Fahrer wie Merhawi Kudus, Natnael Berhane oder Daniel Teklehaimanot, der 2015 einige Tage das gepunktete Bergtrikot bei der Tour de France trug, hätten ihm selbst dann den Weg gebahnt, hat Girmay einmal erzählt, weil sie gezeigt hätten, dass der Aufstieg in die World Tour möglich ist.

Aber er war es, der den nächsten Schritt machte für den Radsport in Eritrea und den afrikanischen Kontinent. Im vergangenen Jahr siegte Girmay als erster Schwarzer bei einem Frühjahrsklassiker (Gent-Wevelgem) und gewann eine Etappe des Giro d'Italia. Im Juni feierte er dann einen Etappensieg bei der Tour de Suisse. "Wenn er fühlt, dass er gewinnen kann, kann er wirklich über sein Limit gehen und ist super fokussiert, um ganz oben zu landen", sagt sein Teamkollege Georg Zimmermann.

Über das World Cycling Center nach Europa

Nach seinen Erfolgen ist es Girmay, der die jungen Radsportler in seiner Heimat und dem gesamten afrikanischen Kontinent inspiriert. "Es ist immer gut, ein Idol in seinem Land oder seinem Kontinent zu haben", sagt Girmay: "Die anderen haben teilgenommen, aber Siege waren selten. Ich bekomme viele Nachrichten von jungen Fahrern, die mich fragen, wie das ist, gegen die großen Sprinter zu fahren oder eine Grand-Tour-Etappe zu gewinnen."

Girmay ist sicher, dass es in seiner Heimat ein großes Reservoire an Radsport-Talenten gibt, denen man nur die Möglichkeiten schaffen muss, in Europa Rennen zu fahren. Sein eigener Weg dorthin führte über das UCI Cycling Center in Aigle in der Schweiz. Der Radsport-Weltverband hat dort seinen Sitz und fördert mit diesem Programm Radsport-Talente von außerhalb der großen Kernmärkte.

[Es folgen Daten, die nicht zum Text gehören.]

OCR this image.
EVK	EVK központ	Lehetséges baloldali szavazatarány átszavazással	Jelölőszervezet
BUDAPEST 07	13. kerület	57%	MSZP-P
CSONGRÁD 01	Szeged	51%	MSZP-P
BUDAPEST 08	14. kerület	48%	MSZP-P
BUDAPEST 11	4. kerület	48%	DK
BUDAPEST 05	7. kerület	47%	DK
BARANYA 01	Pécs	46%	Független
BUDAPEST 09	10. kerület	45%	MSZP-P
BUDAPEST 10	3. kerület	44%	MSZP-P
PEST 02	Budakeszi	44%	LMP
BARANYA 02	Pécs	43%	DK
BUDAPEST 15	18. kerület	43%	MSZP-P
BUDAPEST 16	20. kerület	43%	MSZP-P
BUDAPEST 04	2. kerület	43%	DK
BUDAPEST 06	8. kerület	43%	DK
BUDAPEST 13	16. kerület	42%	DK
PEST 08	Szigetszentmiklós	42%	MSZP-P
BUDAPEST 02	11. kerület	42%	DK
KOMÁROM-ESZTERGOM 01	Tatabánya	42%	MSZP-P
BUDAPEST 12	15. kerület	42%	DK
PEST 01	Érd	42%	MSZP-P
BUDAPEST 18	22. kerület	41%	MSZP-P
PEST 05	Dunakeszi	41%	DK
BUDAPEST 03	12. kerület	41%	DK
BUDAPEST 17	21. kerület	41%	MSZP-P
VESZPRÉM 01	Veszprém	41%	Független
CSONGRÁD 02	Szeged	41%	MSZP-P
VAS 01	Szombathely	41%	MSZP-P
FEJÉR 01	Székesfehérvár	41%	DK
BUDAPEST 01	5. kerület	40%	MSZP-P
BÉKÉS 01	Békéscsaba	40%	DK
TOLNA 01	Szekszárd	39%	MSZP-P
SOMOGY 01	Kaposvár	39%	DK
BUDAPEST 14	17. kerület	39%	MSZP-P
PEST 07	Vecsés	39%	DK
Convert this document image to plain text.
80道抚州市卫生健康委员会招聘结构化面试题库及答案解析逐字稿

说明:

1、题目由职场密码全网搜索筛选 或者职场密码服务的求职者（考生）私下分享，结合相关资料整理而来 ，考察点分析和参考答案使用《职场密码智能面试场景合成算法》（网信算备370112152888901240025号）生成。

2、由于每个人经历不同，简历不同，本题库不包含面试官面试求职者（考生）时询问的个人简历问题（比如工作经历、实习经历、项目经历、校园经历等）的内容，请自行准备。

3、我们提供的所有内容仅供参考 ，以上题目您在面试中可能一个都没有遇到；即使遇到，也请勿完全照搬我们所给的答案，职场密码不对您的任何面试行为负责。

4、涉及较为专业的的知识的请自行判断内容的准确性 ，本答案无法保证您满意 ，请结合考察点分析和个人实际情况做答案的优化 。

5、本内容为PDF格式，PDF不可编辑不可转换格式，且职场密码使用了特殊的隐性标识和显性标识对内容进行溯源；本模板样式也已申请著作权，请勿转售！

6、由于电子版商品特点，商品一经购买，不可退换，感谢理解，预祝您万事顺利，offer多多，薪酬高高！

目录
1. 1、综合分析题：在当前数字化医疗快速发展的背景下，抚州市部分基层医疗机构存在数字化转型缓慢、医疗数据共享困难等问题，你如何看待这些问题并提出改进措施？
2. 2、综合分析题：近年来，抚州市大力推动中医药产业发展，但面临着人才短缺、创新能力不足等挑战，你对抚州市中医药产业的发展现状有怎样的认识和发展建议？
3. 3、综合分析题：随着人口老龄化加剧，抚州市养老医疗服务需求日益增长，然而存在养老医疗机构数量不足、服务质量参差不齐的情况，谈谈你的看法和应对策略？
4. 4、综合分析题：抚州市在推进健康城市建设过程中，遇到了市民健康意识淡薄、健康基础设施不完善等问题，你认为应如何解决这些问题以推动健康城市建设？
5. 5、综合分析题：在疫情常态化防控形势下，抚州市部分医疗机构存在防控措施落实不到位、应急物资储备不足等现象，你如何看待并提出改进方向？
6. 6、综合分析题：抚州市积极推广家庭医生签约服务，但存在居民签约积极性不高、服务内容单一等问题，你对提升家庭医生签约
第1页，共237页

Er war 19 Jahre alt, als er dort begann. Nach einer Woche wäre er am liebsten wieder abgereist. Die Tage seien ihm zu stark durchstrukturiert gewesen und Heimweh nach seiner Familie habe er auch gehabt. Erst mit den Rennen sei es besser geworden. Bis er es schließlich über sein heutiges Team Intermaché-Circus-Wanty in die World Tour und nun auf die größte Bühne des Radsports, die Tour de France, geschafft hatte.

Schon einmal auf Rang drei in Bordeaux

Den Weg über Aigle und das UCI World Cycling Center bleibt nur wenigen Auserwählten vorbehalten. Girmay glaubt deshalb, dass es andere Wege geben muss, damit mehr Radsportler aus Afrika in die Weltelite vorstoßen können. Etwa über Nachwuchsteams, wie das seiner eigenen Equipe, die seit diesem Jahr auf Continental-Ebene zwei Klassen unterhalb der World Tour Rennen bestreitet.

Zu dieser Mannschaft gehört mit Aklilu Arefayne auch ein Nachwuchsfahrer aus Eritrea. Dort bekämen Talente die Möglichkeiten, sich mit dem gleichen Material, dem gleichen Training und wichtigen Rennen weiterzuentwickeln. "Das ist der Weg, den wir verstärkt bestreiten müssen", findet Girmay.

Für ihn geht die Reise nun zunächst weiter durch Frankreich. Am Mittwoch (12.07.2023) auf der 11.Etappe nach Moulins bietet sich den Sprintern - und damit auch Girmay - die nächste Chance auf einen Etappensieg. Der ist Girmays erklärtes Ziel. In Bordeaux war er bei der 7. Etappe schon einmal Dritter. "Wir hatten gute und schlechte Tage, aber ich habe daraus gelernt", sagt Girmay. Auch das hat er mit den anderen Tour-Debütanten gemeinsam.